The Fed has also been steadily raising the IORB it pays to banks every time it hikes the federal funds rate. The current IORB rate is 3.15%. Try finding that kind of return on cash deposits at your bank!
But wait, there’s more. The Fed also runs something called the overnight reverse repurchase agreement facility or ON/RRP for short. The Fed explains that “when the Federal Reserve conducts an overnight RRP, it sells a security to an eligible counterparty and simultaneously agrees to buy the security back the next day.” It is really a fiction wherein Wall Street money market funds are able to park cash risk-free at the Fed in return for a juicy “reward rate.”

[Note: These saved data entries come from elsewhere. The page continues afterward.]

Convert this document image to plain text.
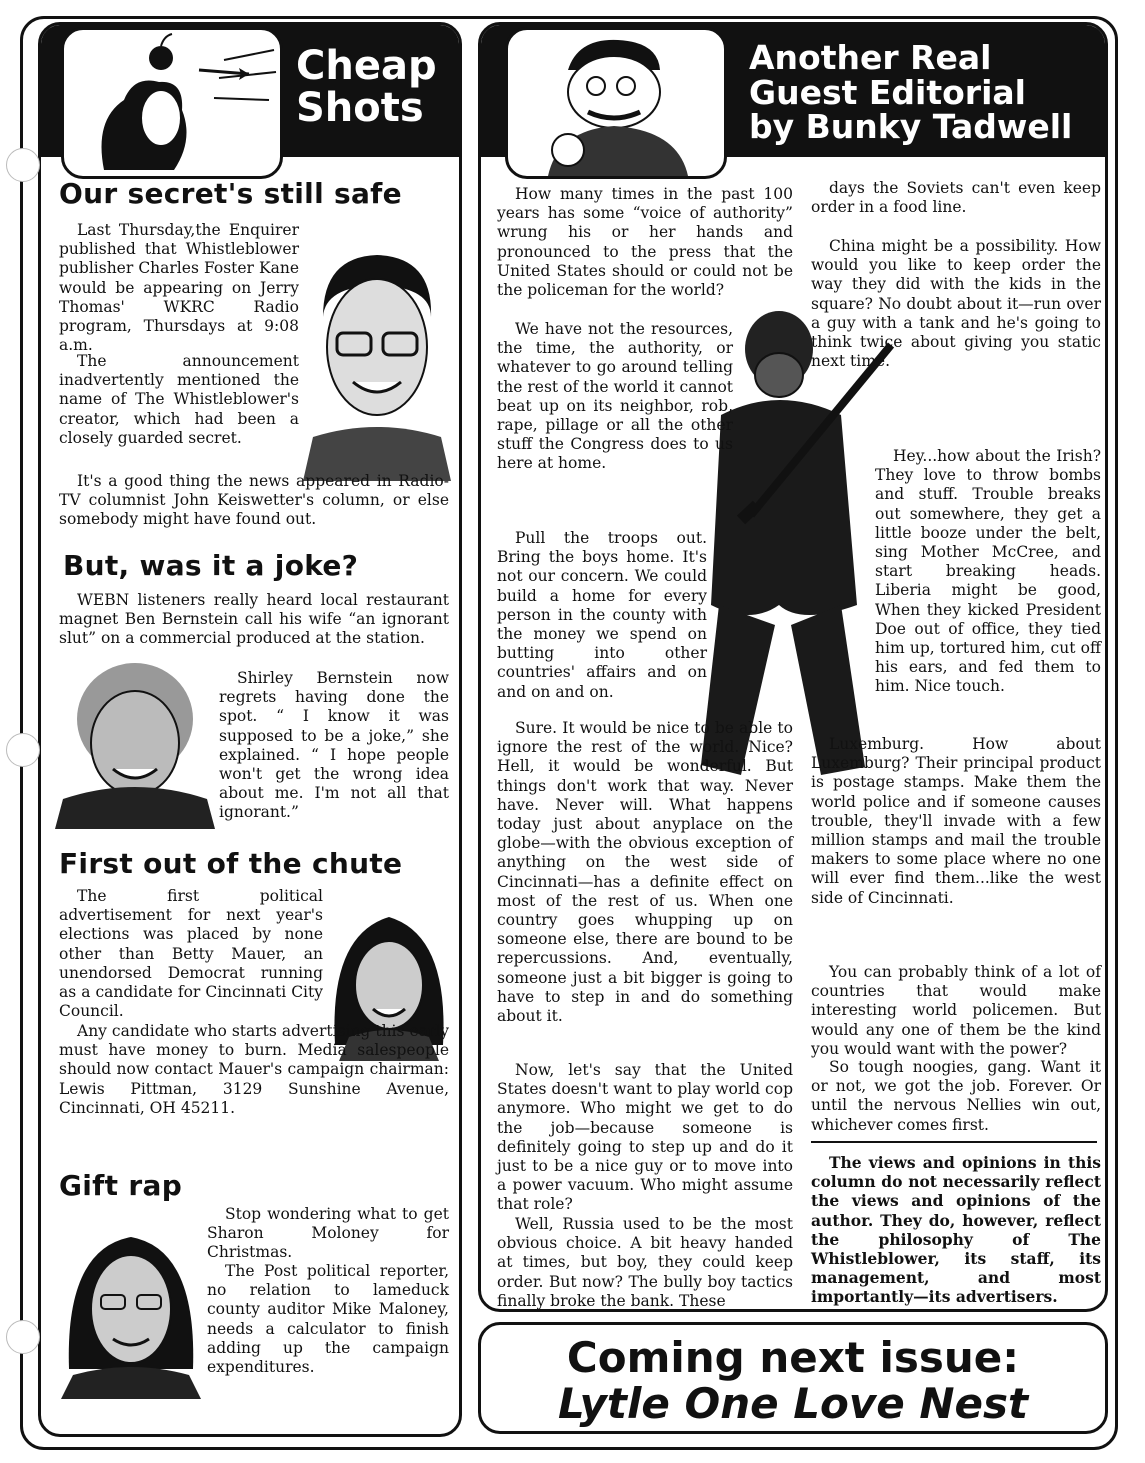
Cheap
Shots
Our secret's still safe

Last Thursday,the Enquirer published that Whistleblower publisher Charles Foster Kane would be appearing on Jerry Thomas' WKRC Radio program, Thursdays at 9:08 a.m.

The announcement inadvertently mentioned the name of The Whistleblower's creator, which had been a closely guarded secret.

It's a good thing the news appeared in Radio-TV columnist John Keiswetter's column, or else somebody might have found out.

But, was it a joke?

WEBN listeners really heard local restaurant magnet Ben Bernstein call his wife “an ignorant slut” on a commercial produced at the station.

Shirley Bernstein now regrets having done the spot. “ I know it was supposed to be a joke,” she explained. “ I hope people won't get the wrong idea about me. I'm not all that ignorant.”

First out of the chute

The first political advertisement for next year's elections was placed by none other than Betty Mauer, an unendorsed Democrat running as a candidate for Cincinnati City Council.

Any candidate who starts advertising this early must have money to burn. Media salespeople should now contact Mauer's campaign chairman: Lewis Pittman, 3129 Sunshine Avenue, Cincinnati, OH 45211.

Gift rap

Stop wondering what to get Sharon Moloney for Christmas.

The Post political reporter, no relation to lameduck county auditor Mike Maloney, needs a calculator to finish adding up the campaign expenditures.

Another Real
Guest Editorial
by Bunky Tadwell

How many times in the past 100 years has some “voice of authority” wrung his or her hands and pronounced to the press that the United States should or could not be the policeman for the world?

We have not the resources, the time, the authority, or whatever to go around telling the rest of the world it cannot beat up on its neighbor, rob, rape, pillage or all the other stuff the Congress does to us here at home.

Pull the troops out. Bring the boys home. It's not our concern. We could build a home for every person in the county with the money we spend on butting into other countries' affairs and on and on and on.

Sure. It would be nice to be able to ignore the rest of the world. Nice? Hell, it would be wonderful. But things don't work that way. Never have. Never will. What happens today just about anyplace on the globe—with the obvious exception of anything on the west side of Cincinnati—has a definite effect on most of the rest of us. When one country goes whupping up on someone else, there are bound to be repercussions. And, eventually, someone just a bit bigger is going to have to step in and do something about it.

Now, let's say that the United States doesn't want to play world cop anymore. Who might we get to do the job—because someone is definitely going to step up and do it just to be a nice guy or to move into a power vacuum. Who might assume that role?

Well, Russia used to be the most obvious choice. A bit heavy handed at times, but boy, they could keep order. But now? The bully boy tactics finally broke the bank. These

days the Soviets can't even keep order in a food line.

China might be a possibility. How would you like to keep order the way they did with the kids in the square? No doubt about it—run over a guy with a tank and he's going to think twice about giving you static next time.

Hey...how about the Irish? They love to throw bombs and stuff. Trouble breaks out somewhere, they get a little booze under the belt, sing Mother McCree, and start breaking heads. Liberia might be good, When they kicked President Doe out of office, they tied him up, tortured him, cut off his ears, and fed them to him. Nice touch.

Luxemburg. How about Luxemburg? Their principal product is postage stamps. Make them the world police and if someone causes trouble, they'll invade with a few million stamps and mail the trouble makers to some place where no one will ever find them...like the west side of Cincinnati.

You can probably think of a lot of countries that would make interesting world policemen. But would any one of them be the kind you would want with the power?

So tough noogies, gang. Want it or not, we got the job. Forever. Or until the nervous Nellies win out, whichever comes first.

The views and opinions in this column do not necessarily reflect the views and opinions of the author. They do, however, reflect the philosophy of The Whistleblower, its staff, its management, and most importantly—its advertisers.

Coming next issue:
Lytle One Love Nest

The Fed, in its infinite wisdom, has deemed it appropriate to set the RRP reward rate at only slightly less than the IORB rate. It currently stands at a still well above-market 3.05%. As Wall Street on Parade has explained, “The Fed Is Subsidizing the Money Market Funds Operated by Larry Fink’s BlackRock as BlackRock Manages a Big Part of Jerome Powell’s Wealth.”
The Fed’s generous and growing reward rate has sparked truly staggering ON/RRP levels, now consistently raking in more than $2 Trillion every night. Back in 2015, shortly after the Fed created the RRP, it warned against its misuse: “[A] permanently expanded role for the Federal Reserve in short-term funding markets could reshape the financial industry in ways that may be difficult to anticipate and that may prove to be undesirable.” But far from exercising caution, the Fed has continued to encourage even riskier use of ON/RRP. For example, in September 2021, it *doubled* the per-counterparty limit from $80B per night to $160B!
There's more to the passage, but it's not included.